〇結果を言葉やスケッチを使って記録させる。

○結果から言えることを、キーワードを使って、まとめる。
・ろうは、液体から固体へ変化するとき、体積は減るが、質量は変化しないということが分かった。なぜなら、物質の状態が変化するだけで、別の物質に変わったりしたわけではないからである。
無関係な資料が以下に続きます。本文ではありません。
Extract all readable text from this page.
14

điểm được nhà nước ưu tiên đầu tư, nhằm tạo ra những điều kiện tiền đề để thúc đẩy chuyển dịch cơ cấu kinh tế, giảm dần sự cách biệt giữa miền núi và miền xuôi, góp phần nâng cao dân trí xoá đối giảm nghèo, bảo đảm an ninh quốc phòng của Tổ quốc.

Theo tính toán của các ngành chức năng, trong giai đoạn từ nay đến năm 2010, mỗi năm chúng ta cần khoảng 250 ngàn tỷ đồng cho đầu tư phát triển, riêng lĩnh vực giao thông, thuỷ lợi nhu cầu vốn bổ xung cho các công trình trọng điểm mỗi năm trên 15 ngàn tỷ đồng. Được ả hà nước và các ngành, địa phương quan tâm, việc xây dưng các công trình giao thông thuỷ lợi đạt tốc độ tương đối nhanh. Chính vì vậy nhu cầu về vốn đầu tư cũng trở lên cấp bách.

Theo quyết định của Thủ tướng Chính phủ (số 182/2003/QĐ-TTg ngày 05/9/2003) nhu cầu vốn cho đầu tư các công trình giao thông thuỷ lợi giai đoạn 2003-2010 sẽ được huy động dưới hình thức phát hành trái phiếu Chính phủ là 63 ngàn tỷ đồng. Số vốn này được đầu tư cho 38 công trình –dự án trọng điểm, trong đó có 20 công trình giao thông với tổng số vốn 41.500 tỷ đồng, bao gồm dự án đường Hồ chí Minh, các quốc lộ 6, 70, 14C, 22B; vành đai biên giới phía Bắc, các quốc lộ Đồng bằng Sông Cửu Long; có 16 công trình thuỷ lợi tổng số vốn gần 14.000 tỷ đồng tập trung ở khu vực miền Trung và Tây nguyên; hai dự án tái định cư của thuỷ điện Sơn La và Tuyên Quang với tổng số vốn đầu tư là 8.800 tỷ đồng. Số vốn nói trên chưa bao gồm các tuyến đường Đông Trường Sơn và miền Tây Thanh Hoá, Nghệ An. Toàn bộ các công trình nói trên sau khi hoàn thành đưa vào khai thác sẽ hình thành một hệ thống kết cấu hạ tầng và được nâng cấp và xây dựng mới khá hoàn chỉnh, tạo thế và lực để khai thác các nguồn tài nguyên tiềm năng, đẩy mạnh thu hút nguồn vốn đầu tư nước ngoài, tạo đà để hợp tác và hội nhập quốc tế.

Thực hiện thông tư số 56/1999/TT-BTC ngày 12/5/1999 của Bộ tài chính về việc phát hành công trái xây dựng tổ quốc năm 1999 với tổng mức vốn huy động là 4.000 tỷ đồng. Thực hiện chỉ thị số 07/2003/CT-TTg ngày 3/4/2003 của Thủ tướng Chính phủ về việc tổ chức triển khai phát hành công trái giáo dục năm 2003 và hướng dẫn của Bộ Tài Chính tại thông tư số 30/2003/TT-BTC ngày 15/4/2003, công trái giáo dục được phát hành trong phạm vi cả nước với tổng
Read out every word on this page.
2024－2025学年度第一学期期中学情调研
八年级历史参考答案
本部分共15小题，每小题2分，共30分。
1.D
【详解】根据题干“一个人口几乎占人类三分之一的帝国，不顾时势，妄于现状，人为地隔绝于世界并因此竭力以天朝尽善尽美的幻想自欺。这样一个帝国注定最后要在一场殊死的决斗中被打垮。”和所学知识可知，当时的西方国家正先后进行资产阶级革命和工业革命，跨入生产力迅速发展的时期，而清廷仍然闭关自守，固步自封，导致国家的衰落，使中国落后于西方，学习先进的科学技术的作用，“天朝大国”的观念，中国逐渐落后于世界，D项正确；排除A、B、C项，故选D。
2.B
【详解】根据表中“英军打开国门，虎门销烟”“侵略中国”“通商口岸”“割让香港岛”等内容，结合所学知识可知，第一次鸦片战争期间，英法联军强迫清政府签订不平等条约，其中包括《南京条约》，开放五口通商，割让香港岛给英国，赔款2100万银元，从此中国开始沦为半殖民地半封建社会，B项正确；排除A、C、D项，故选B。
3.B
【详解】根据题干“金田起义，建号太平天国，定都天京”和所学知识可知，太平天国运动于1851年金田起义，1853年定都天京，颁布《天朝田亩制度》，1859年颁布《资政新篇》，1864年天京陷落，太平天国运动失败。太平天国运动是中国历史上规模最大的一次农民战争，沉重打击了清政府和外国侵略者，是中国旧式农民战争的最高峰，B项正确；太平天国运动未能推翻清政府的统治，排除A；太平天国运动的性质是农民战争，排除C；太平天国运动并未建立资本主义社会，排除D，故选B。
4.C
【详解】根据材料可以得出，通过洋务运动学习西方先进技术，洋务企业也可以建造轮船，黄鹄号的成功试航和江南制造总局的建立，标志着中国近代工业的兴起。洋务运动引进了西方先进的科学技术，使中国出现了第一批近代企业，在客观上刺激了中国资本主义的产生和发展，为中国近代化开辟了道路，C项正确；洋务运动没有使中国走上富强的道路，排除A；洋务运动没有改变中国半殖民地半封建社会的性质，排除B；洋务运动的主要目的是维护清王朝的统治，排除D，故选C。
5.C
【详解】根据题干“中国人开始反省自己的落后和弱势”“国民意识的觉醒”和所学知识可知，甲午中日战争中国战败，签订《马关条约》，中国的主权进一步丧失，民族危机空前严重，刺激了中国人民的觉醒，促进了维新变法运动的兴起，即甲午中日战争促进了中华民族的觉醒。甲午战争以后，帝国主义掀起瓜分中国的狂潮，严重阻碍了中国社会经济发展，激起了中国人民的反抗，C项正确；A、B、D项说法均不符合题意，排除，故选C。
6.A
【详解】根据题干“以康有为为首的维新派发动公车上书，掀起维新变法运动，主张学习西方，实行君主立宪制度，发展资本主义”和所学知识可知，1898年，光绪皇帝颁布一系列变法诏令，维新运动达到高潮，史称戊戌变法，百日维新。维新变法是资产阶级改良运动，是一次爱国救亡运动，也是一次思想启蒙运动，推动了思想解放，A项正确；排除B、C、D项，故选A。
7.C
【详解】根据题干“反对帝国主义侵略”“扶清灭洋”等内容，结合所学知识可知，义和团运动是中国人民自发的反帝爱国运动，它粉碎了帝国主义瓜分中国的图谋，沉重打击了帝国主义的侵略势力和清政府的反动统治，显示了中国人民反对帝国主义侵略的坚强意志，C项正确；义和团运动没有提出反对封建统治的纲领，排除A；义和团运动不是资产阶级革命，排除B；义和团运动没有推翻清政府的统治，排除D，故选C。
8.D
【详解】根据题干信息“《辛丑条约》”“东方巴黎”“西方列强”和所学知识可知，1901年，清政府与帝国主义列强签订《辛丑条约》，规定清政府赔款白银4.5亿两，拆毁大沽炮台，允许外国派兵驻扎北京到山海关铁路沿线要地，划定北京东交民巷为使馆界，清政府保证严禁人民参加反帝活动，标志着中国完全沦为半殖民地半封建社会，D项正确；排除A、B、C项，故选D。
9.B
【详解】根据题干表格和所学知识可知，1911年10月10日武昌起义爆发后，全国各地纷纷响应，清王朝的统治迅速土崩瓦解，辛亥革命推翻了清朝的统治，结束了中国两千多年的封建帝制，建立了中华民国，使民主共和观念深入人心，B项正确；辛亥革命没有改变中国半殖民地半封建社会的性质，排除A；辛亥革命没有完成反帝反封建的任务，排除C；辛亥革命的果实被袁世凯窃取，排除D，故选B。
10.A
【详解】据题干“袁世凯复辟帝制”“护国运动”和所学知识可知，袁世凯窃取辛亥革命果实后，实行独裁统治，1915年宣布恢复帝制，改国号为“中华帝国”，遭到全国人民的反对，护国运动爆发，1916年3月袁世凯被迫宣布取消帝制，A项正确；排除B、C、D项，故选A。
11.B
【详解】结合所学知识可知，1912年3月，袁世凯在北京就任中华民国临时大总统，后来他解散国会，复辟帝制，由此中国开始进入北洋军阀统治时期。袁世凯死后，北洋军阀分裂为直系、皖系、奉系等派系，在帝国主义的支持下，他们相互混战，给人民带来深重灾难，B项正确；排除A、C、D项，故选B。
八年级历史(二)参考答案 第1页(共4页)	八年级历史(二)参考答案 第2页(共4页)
〇 「2 事象を説明してみる」を踏まえて、キーワードを使って記述させる。
〇自分の考えを他の生徒と交流する場を設け、自分の考えを確かなものとさせたり、つまづいている生徒に他の生徒の考えを参考にさせたりする。
 
授業を振り返って
 事象提示で、液体のペットボトルと固体のペットボトルを示したことで、固体⇔液体の体積と質量の関係を生徒に意識させることができました。また、この事象提示を基に、本時の学習問題であるロウについて考えさせたことにより、「何を調べればよいのか」「何を比較すればよいのか」など、目的意識をもって学習に取り組ませることができました。
 考察においても、ろうの質量と体積の変化と、水の質量と体積の変化について、その違いや共通点を考えさせたことで、学習のまとめを具体的に記述させることができました。また、解決のキーワードを明確に設定したことは、学習問題の設定や考察の記述に有効でした。